Esophagogastric Junction Outflow Obstruction (EGJOO)

  • Definition: Elevated IRP with preserved peristalsis but without criteria for achalasia.
  • Causes:
    • Mechanical: Hiatal hernia, fundoplication wrap.
    • Functional: Opioid-induced dysfunction.
  • Diagnostic Confirmation:
    • HRM: Elevated IRP in both supine and upright positions.
    • TBE: Retained barium.
    • FLIP: Decreased EGJ-DI.
  • Treatment:
    • Conservative approach for mild cases (spontaneous resolution possible).
    • Endoscopic dilation or botulinum toxin injections for symptomatic cases.

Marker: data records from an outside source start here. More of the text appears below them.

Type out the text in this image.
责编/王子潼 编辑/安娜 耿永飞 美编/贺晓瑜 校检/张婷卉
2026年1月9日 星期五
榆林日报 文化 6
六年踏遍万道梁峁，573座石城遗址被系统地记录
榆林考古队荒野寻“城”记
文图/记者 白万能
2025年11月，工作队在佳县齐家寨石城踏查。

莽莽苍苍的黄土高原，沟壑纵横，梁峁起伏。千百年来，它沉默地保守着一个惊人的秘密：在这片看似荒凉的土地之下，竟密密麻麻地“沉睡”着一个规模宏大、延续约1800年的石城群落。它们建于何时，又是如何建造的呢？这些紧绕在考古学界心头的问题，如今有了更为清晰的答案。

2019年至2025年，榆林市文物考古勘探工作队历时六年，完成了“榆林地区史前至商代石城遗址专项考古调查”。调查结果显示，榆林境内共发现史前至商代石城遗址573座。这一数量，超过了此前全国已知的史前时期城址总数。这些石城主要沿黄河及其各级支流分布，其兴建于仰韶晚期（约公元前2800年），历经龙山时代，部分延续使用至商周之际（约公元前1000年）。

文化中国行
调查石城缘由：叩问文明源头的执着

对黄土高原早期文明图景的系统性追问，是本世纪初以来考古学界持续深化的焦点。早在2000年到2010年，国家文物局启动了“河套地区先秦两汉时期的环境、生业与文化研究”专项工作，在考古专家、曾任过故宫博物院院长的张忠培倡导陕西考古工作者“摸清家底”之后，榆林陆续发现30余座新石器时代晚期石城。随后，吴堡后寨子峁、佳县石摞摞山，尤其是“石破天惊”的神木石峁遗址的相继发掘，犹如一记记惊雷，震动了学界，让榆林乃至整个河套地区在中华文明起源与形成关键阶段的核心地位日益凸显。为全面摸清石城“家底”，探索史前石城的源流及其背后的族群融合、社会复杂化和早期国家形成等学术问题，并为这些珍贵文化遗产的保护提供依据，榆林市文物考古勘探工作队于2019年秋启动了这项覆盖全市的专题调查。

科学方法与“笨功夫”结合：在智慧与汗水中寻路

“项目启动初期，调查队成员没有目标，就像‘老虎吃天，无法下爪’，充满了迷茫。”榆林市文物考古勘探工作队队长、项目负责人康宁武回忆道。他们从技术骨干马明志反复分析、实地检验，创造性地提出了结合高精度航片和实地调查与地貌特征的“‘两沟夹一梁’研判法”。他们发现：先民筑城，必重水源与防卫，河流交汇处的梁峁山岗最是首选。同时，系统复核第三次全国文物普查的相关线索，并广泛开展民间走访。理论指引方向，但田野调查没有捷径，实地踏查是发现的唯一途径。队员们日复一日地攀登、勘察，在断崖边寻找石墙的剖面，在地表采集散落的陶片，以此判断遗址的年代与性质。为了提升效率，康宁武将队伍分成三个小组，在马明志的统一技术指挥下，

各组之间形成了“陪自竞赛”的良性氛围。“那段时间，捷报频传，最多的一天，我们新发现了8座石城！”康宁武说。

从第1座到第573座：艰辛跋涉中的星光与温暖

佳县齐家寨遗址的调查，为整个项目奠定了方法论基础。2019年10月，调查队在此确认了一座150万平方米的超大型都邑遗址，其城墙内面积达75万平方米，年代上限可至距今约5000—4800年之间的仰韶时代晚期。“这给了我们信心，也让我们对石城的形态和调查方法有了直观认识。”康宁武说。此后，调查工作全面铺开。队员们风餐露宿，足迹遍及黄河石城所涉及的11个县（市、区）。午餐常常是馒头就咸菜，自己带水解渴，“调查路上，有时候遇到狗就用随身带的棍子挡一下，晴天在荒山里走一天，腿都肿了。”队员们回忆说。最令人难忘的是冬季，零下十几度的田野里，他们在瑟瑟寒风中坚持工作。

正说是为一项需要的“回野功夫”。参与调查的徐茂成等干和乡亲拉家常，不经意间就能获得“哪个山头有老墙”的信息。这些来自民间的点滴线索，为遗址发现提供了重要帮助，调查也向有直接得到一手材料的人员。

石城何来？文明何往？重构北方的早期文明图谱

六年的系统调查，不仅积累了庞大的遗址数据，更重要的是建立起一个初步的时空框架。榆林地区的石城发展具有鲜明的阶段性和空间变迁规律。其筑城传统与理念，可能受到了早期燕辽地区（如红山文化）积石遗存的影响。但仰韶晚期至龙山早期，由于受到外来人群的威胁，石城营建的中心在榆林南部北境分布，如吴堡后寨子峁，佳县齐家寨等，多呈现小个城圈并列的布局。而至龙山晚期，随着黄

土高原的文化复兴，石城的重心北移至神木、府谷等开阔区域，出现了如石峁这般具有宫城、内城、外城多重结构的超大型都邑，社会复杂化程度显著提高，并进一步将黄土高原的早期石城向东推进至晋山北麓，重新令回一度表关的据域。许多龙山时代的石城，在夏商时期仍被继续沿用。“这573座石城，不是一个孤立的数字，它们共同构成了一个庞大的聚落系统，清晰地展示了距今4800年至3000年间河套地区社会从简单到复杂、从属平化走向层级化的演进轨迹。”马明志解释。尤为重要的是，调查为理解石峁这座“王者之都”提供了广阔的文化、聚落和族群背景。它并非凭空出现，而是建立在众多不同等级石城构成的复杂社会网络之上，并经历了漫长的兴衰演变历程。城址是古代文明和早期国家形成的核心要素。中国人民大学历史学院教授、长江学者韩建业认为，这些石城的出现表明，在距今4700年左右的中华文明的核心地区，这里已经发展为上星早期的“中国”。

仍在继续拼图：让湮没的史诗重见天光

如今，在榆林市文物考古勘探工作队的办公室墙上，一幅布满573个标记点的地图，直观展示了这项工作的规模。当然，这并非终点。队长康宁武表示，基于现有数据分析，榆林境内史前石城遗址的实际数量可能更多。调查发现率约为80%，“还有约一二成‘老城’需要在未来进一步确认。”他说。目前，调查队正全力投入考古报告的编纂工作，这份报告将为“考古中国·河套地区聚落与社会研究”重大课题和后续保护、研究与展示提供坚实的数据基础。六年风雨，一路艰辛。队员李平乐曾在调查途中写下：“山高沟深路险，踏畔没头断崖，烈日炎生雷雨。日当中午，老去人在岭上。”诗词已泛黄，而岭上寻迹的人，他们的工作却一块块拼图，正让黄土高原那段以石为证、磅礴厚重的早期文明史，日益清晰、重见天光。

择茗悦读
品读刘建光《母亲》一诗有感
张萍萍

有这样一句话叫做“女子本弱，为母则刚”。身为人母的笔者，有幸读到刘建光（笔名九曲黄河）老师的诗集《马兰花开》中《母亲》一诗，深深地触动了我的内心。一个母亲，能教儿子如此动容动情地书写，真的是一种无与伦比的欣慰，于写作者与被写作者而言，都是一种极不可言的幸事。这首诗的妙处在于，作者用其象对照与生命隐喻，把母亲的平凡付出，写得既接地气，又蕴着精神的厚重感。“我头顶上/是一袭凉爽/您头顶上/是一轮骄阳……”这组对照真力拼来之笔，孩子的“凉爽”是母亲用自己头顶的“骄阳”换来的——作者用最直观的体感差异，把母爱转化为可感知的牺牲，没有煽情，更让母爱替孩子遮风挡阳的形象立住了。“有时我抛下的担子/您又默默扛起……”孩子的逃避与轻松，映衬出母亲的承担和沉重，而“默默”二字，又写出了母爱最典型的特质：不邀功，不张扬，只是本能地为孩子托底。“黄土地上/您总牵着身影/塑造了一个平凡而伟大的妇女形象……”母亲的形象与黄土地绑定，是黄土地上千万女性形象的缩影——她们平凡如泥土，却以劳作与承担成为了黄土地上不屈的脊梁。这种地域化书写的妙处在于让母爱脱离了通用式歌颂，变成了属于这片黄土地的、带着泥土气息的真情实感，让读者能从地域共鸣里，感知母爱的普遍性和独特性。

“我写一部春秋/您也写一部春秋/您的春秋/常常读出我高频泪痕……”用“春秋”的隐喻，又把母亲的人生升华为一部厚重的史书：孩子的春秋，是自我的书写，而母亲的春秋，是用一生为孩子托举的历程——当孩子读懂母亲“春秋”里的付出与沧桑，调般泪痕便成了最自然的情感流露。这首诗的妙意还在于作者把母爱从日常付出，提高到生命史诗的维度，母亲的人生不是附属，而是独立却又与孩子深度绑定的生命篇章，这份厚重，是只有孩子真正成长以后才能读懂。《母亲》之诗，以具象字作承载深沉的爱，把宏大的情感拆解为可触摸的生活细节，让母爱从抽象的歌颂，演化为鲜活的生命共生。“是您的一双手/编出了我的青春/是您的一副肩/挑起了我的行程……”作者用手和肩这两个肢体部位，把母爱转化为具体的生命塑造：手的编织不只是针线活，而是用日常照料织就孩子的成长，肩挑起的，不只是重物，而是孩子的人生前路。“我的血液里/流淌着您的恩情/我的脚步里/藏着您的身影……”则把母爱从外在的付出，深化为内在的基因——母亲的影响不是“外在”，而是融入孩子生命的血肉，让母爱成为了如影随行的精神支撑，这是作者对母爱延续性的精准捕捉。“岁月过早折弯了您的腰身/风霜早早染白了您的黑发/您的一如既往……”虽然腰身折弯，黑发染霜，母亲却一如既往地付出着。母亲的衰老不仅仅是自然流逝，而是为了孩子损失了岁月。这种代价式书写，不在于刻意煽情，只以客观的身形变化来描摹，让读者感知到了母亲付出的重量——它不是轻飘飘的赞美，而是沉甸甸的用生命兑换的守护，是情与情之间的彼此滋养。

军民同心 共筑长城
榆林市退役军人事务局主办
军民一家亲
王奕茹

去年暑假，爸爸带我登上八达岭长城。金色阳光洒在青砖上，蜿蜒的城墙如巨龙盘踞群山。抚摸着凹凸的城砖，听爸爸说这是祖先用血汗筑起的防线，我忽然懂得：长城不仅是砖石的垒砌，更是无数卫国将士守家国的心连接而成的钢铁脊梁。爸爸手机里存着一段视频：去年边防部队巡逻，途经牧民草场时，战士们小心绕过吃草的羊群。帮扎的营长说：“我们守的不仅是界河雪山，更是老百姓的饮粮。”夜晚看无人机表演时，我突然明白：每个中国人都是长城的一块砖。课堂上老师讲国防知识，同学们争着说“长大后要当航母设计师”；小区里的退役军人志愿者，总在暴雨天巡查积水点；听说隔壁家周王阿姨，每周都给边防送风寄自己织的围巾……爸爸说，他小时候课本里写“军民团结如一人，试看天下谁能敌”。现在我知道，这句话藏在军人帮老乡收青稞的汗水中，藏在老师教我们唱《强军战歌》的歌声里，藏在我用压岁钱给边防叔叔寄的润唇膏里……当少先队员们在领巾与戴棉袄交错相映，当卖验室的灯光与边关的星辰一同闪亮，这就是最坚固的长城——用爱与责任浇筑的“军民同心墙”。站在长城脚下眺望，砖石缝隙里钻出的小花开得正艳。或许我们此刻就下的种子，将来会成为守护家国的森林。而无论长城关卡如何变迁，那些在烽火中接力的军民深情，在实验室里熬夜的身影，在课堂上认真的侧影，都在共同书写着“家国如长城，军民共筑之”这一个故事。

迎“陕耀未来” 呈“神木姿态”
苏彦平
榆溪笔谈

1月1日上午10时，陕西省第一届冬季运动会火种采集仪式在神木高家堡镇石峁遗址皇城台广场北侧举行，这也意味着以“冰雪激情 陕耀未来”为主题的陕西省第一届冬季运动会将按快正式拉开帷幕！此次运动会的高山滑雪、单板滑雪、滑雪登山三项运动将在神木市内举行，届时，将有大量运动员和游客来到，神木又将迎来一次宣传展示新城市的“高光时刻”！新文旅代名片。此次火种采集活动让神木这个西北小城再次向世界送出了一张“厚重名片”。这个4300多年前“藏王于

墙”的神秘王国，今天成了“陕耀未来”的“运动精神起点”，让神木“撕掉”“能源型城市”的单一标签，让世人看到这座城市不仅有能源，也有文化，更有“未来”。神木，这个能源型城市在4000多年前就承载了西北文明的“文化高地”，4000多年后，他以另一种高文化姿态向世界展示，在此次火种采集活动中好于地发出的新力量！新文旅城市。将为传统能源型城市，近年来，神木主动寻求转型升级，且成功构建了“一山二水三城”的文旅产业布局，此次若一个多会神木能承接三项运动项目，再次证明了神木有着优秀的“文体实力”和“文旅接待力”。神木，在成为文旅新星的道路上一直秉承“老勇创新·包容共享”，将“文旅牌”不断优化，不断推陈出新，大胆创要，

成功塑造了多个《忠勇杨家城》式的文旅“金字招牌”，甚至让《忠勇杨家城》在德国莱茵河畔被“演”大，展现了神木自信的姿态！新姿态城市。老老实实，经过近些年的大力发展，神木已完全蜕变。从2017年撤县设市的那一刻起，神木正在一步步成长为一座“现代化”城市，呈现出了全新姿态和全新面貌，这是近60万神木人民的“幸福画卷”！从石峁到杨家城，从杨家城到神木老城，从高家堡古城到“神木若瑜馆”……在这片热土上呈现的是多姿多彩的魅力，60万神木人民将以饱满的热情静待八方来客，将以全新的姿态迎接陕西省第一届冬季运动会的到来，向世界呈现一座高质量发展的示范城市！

Disorders of Oesophageal Peristalsis

Distal Oesophageal Spasm (DES)

  • Manometric Criteria: ≥20% premature contractions (DL <4.5 seconds) with normal IRP.
  • Clinical Features:
    • Intermittent dysphagia.
    • Non-cardiac chest pain.
    • Corkscrew oesophagus on imaging.
  • Treatment:
    • Calcium channel blockers or nitrates.
    • Botulinum toxin injections.
    • POEM or myotomy for severe cases.

Hypercontractile (Jackhammer) Oesophagus

  • Manometric Criteria: ≥20% swallows with DCI >8000 mmHg·s·cm.
  • Clinical Features:
    • Severe chest pain.
    • Occasional dysphagia.
  • Treatment:
    • Smooth muscle relaxants (e.g., diltiazem).
    • Botulinum toxin injections.
    • POEM for refractory cases.

Hypomotility Disorders

Ineffective Oesophageal Motility (IEM)

  • Manometric Criteria: ≥70% ineffective swallows (DCI <450 mmHg·s·cm).
  • Clinical Relevance: Often associated with gastroesophageal reflux disease (GERD).
  • Treatment:
    • Focus on reflux control.
    • Lifestyle modifications and dietary adjustments.

Absent Contractility

  • Manometric Criteria: 100% failed peristalsis (DCI <100 mmHg·s·cm) with normal IRP.
  • Causes: Often secondary to systemic sclerosis or severe GERD.
  • Treatment:
    • Esophageal dilation.
    • Acid suppression therapy.

Secondary Oesophageal Dysmotility

Opioid-Induced Oesophageal Dysfunction

  • Clinical Features: Dysphagia, spastic disorders (e.g., EGJOO, type III achalasia).
  • Management:
    • Discontinuation or change of opioid.
    • Botulinum toxin injections or dilation if necessary.

Post-Surgical Oeophageal Motility Disorders

  • Common after antireflux surgery or bariatric surgery.
  • Diagnostic Approach: Endoscopy, HRM, and FLIP to assess the surgical site.
  • Treatment: Endoscopic dilation or wrap takedown in resistant cases.